John Daly, a family friend, said that Enzi fell near his house around 8:30 p.m. on Friday. Gillette police also received reports of a man unresponsive on a nearby road.
According to Lt. Brent Wasson, Gillette News Record, police have not seen any evidence that anyone else was present or involved in the accident.
Enzi, a former shoe salesman, was first elected to the Senate as a senator in 1996. He stressed compromise over grandstanding and confrontation in order to get legislation passed.
His “80-20 rule” called on colleagues to focus on the 80% of an issue where legislators tended to agree and discard the 20% where they didn’t.
“Nothing gets done when we’re just telling each other how wrong we are,” Enzi said in his farewell address to the Senate in 2020. “Just ask yourself: Has anyone ever really changed your opinion by getting in your face and yelling at you or saying to you how wrong you are?
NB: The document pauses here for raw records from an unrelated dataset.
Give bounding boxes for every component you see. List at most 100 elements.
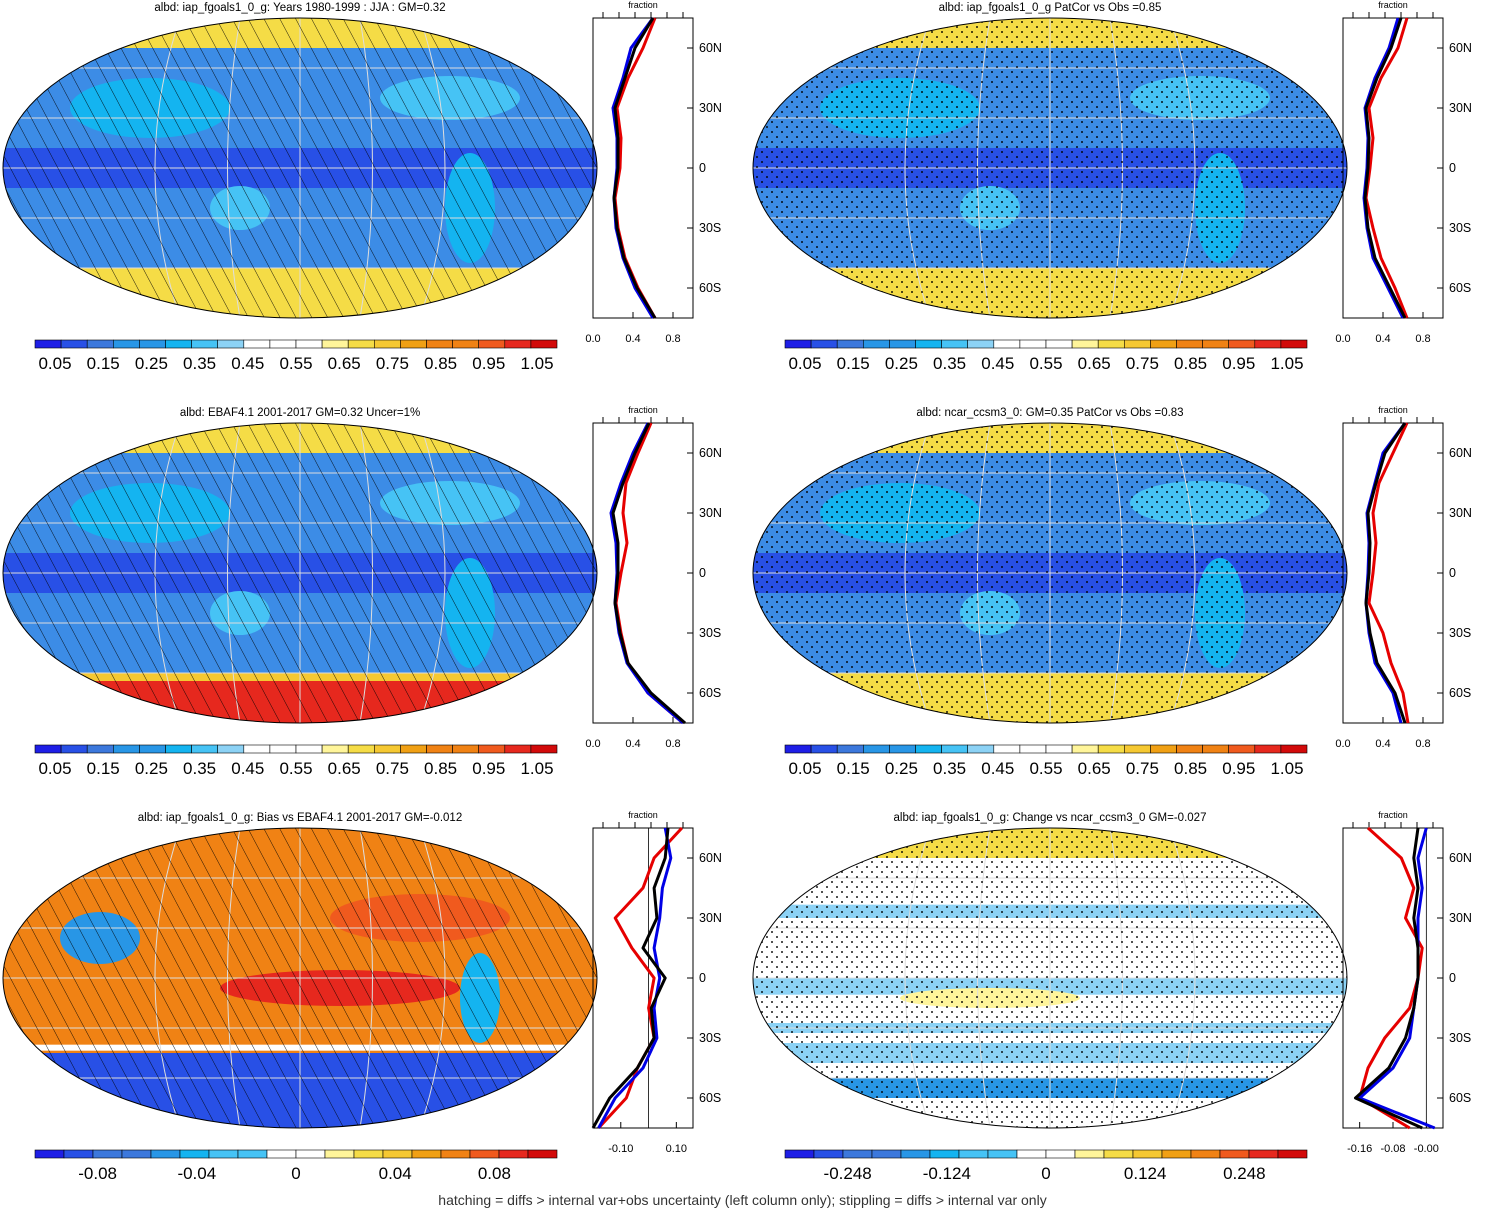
lat-tick-label: 60S [1449,686,1471,700]
colorbar-box [1280,744,1308,754]
lat-tick-label: 60N [699,851,722,865]
zonal-x-tick-label: -0.08 [1380,1143,1405,1155]
lat-tick-label: 60N [1449,41,1472,55]
colorbar-box [915,339,942,349]
colorbar-label: 0.85 [424,354,457,373]
colorbar-label: -0.04 [177,1164,216,1183]
colorbar-label: 0.248 [1223,1164,1266,1183]
colorbar-box [426,744,453,754]
colorbar-label: 1.05 [520,759,553,778]
hatching-overlay [3,828,597,1128]
colorbar-label: 0.45 [231,354,264,373]
colorbar-label: 0 [291,1164,300,1183]
colorbar-box [1019,339,1047,349]
colorbar-box [1016,1149,1047,1159]
lat-tick-label: 0 [1449,971,1456,985]
colorbar-box [1228,744,1256,754]
colorbar-box [478,339,506,349]
stippling-overlay [753,423,1347,723]
colorbar-box [60,339,88,349]
colorbar-box [150,1149,181,1159]
colorbar-box [165,744,192,754]
colorbar-box [1071,744,1099,754]
map-field [753,18,1347,318]
lat-tick-label: 60S [1449,1091,1471,1105]
colorbar-box [295,339,323,349]
footnote: hatching = diffs > internal var+obs unce… [438,1192,1047,1208]
colorbar-box [900,1149,931,1159]
colorbar-label: -0.08 [78,1164,117,1183]
colorbar-box [1074,1149,1105,1159]
lat-tick-label: 60N [699,446,722,460]
map-field [3,423,597,723]
lat-tick-label: 60S [699,1091,721,1105]
lat-tick-label: 0 [699,566,706,580]
zonal-line-black [1354,827,1423,1130]
colorbar-box [373,339,401,349]
zonal-line-black [1364,422,1407,724]
colorbar-box [60,744,88,754]
colorbar-label: -0.124 [923,1164,971,1183]
colorbar-label: 0.95 [472,759,505,778]
colorbar-box [237,1149,268,1159]
colorbar-box [452,339,480,349]
zonal-line-black [611,422,686,725]
zonal-x-tick-label: 0.10 [666,1143,687,1155]
colorbar-box [139,339,166,349]
colorbar-box [863,339,890,349]
hatching-overlay [3,18,597,318]
colorbar-box [504,744,532,754]
colorbar-label: 0.75 [376,354,409,373]
colorbar-box [243,339,271,349]
panel-5: albd: iap_fgoals1_0_g: Bias vs EBAF4.1 2… [2,810,722,1183]
colorbar-label: 0.55 [1029,354,1062,373]
colorbar-box [1202,339,1230,349]
zonal-x-tick-label: -0.10 [608,1143,633,1155]
colorbar-label: 0.15 [837,354,870,373]
colorbar-label: 0.35 [183,354,216,373]
colorbar-box [863,744,890,754]
colorbar-box [987,1149,1018,1159]
colorbar-label: 0.08 [478,1164,511,1183]
zonal-axis-label: fraction [1378,810,1408,820]
colorbar-box [440,1149,471,1159]
panel-title: albd: iap_fgoals1_0_g: Years 1980-1999 :… [154,2,445,14]
zonal-axis-label: fraction [1378,0,1408,10]
colorbar-label: 0.75 [1126,759,1159,778]
colorbar-label: -0.248 [824,1164,872,1183]
colorbar-box [191,339,219,349]
colorbar-label: 1.05 [1270,354,1303,373]
map-field [3,828,597,1128]
colorbar-box [1219,1149,1250,1159]
colorbar-box [504,339,532,349]
colorbar-box [530,744,558,754]
panel-title: albd: iap_fgoals1_0_g: Bias vs EBAF4.1 2… [138,812,462,824]
lat-tick-label: 60N [1449,851,1472,865]
zonal-line-black [591,827,670,1129]
colorbar-label: 0.05 [788,354,821,373]
colorbar-box [269,744,297,754]
colorbar-label: 0.25 [885,759,918,778]
colorbar-box [1254,744,1282,754]
map-border [752,17,1348,319]
colorbar-box [452,744,480,754]
colorbar-label: 0.85 [1174,354,1207,373]
colorbar-box [1150,339,1177,349]
lat-tick-label: 30S [1449,221,1471,235]
colorbar-label: 0.85 [424,759,457,778]
colorbar-box [915,744,942,754]
lat-tick-label: 30S [1449,626,1471,640]
colorbar-box [243,744,271,754]
panel-4: albd: ncar_ccsm3_0: GM=0.35 PatCor vs Ob… [752,405,1472,778]
colorbar-label: 0.65 [1078,759,1111,778]
colorbar-box [813,1149,844,1159]
colorbar-box [426,339,453,349]
colorbar-label: 0.75 [376,759,409,778]
zonal-x-tick-label: 0.8 [665,333,680,345]
zonal-axis-label: fraction [628,810,658,820]
lat-tick-label: 0 [1449,161,1456,175]
colorbar-box [993,744,1021,754]
colorbar-label: 0.15 [87,759,120,778]
colorbar-label: 0.95 [1222,759,1255,778]
zonal-line-red [1364,17,1409,319]
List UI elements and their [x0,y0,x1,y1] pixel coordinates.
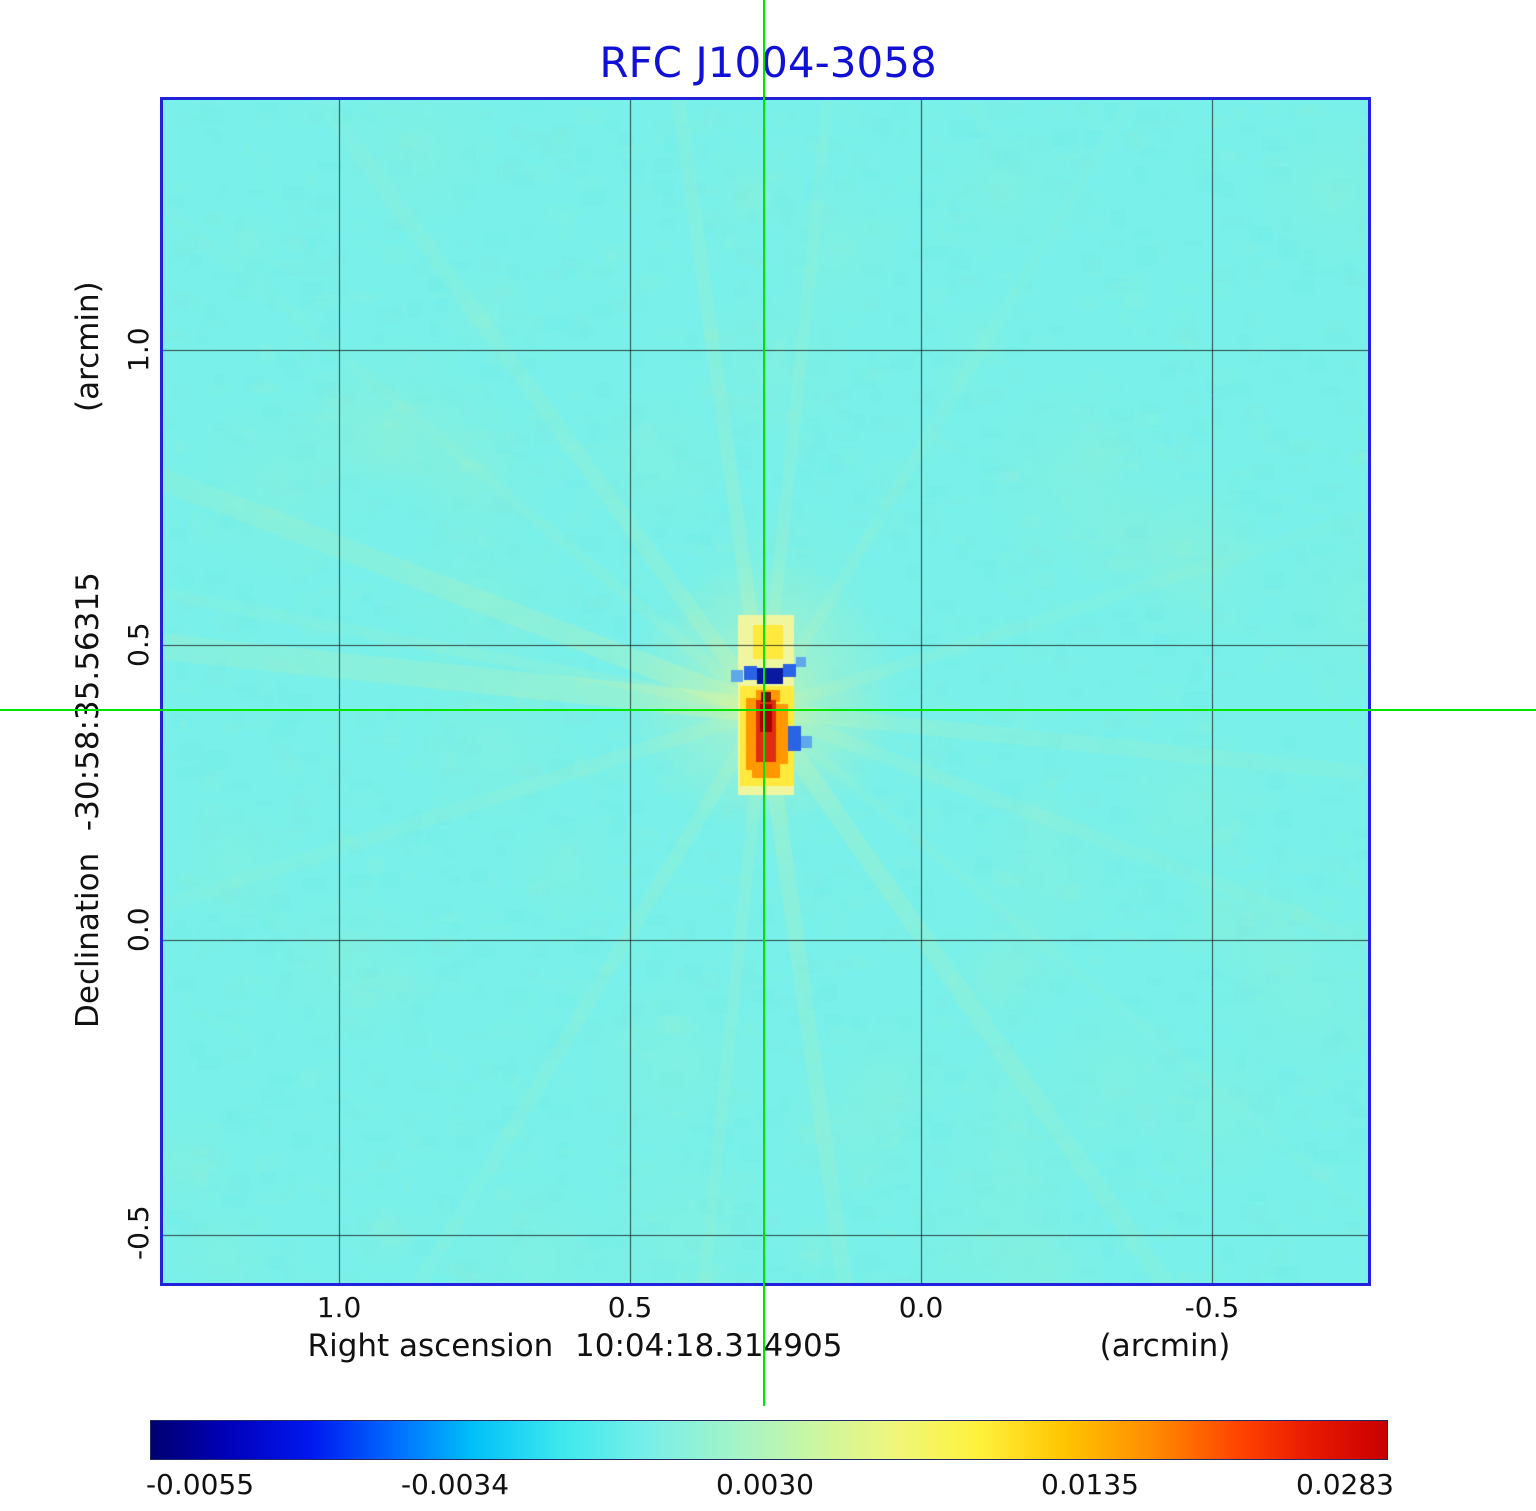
x-axis-label: Right ascension 10:04:18.314905 [270,1328,880,1364]
colorbar-tick-label: 0.0135 [1041,1468,1139,1501]
colorbar-tick-label: 0.0283 [1296,1468,1394,1501]
colorbar [150,1420,1388,1460]
x-axis-unit: (arcmin) [1099,1328,1231,1364]
y-axis-name: Declination [70,852,106,1028]
colorbar-tick-label: -0.0055 [145,1468,255,1501]
figure-title: RFC J1004-3058 [599,38,937,87]
crosshair-vertical-line [763,0,765,1406]
y-axis-unit: (arcmin) [70,281,106,413]
crosshair-horizontal-line [0,709,1536,711]
x-axis-value: 10:04:18.314905 [575,1328,843,1364]
y-tick-label: 1.0 [122,327,155,373]
colorbar-tick-label: 0.0030 [716,1468,814,1501]
x-axis-name: Right ascension [307,1328,554,1364]
colorbar-tick-label: -0.0034 [400,1468,510,1501]
y-axis-value: -30:58:35.56315 [70,572,106,831]
y-axis-label: Declination -30:58:35.56315 [70,455,106,1145]
y-tick-label: 0.5 [122,622,155,668]
x-tick-label: 0.0 [898,1291,944,1324]
heatmap-canvas [163,100,1368,1283]
y-tick-label: 0.0 [122,907,155,953]
x-tick-label: 0.5 [607,1291,653,1324]
x-tick-label: -0.5 [1184,1291,1240,1324]
colorbar-gradient [151,1421,1387,1459]
y-tick-label: -0.5 [122,1205,155,1261]
plot-area [160,97,1371,1286]
x-tick-label: 1.0 [316,1291,362,1324]
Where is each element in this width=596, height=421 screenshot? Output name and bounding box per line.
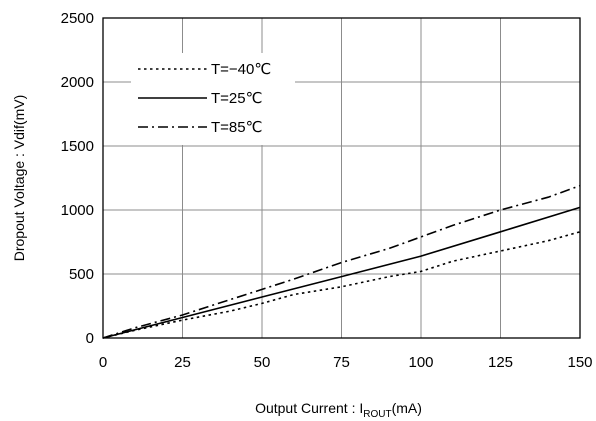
legend-label-1: T=−40℃: [211, 61, 271, 78]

Usually that doesn’t change hearts or minds.”
Enzi was reelected by Wyoming voters three times, before he declared in 2019 that he would not be seeking a fifth term. In 2021, Enzi was replaced in the Senate by Cynthia Lummis (Republican and former state treasurer).
“He was a giant and will be really missed by all of us,” Republican Rep. Liz Cheney, Wyoming’s congresswoman, said Tuesday on ABC’s “Good Morning America.”
Enzi’s political career began at 30 when he was elected mayor of Gillette, a city at the heart of Wyoming’s then-booming coal mining industry. He was elected to the Wyoming House in 1986 and state Senate in 1991.
The retirement of Republican Sen. Alan Simpson opened the way for Enzi’s election to the Senate. Enzi beat John Barrasso in a nine-way Republican primary and then Democratic former Wyoming Secretary of State Kathy Karpan in the general election; Barrasso would be appointed to the Senate in 2007 after the death of Sen. Craig Thomas.
Enzi wielded quiet influence as the Senate slipped into partisan gridlock over the second half of his career there.
His more recent accomplishments included advancing legislation to enable sales taxes to be collected on internet sales crossing state lines. He played a major role in reforming the No Child Left Behind law that set performance standards for elementary, middle and high school students.
Enzi served two four-year terms as mayor of Gillette. He served on the U.S. Department of Interior Coal Advisory Committee from 1976 to 1979.
Enzi is survived by his wife; two daughters, Amy and Emily; a son, Brad; and several grandchildren.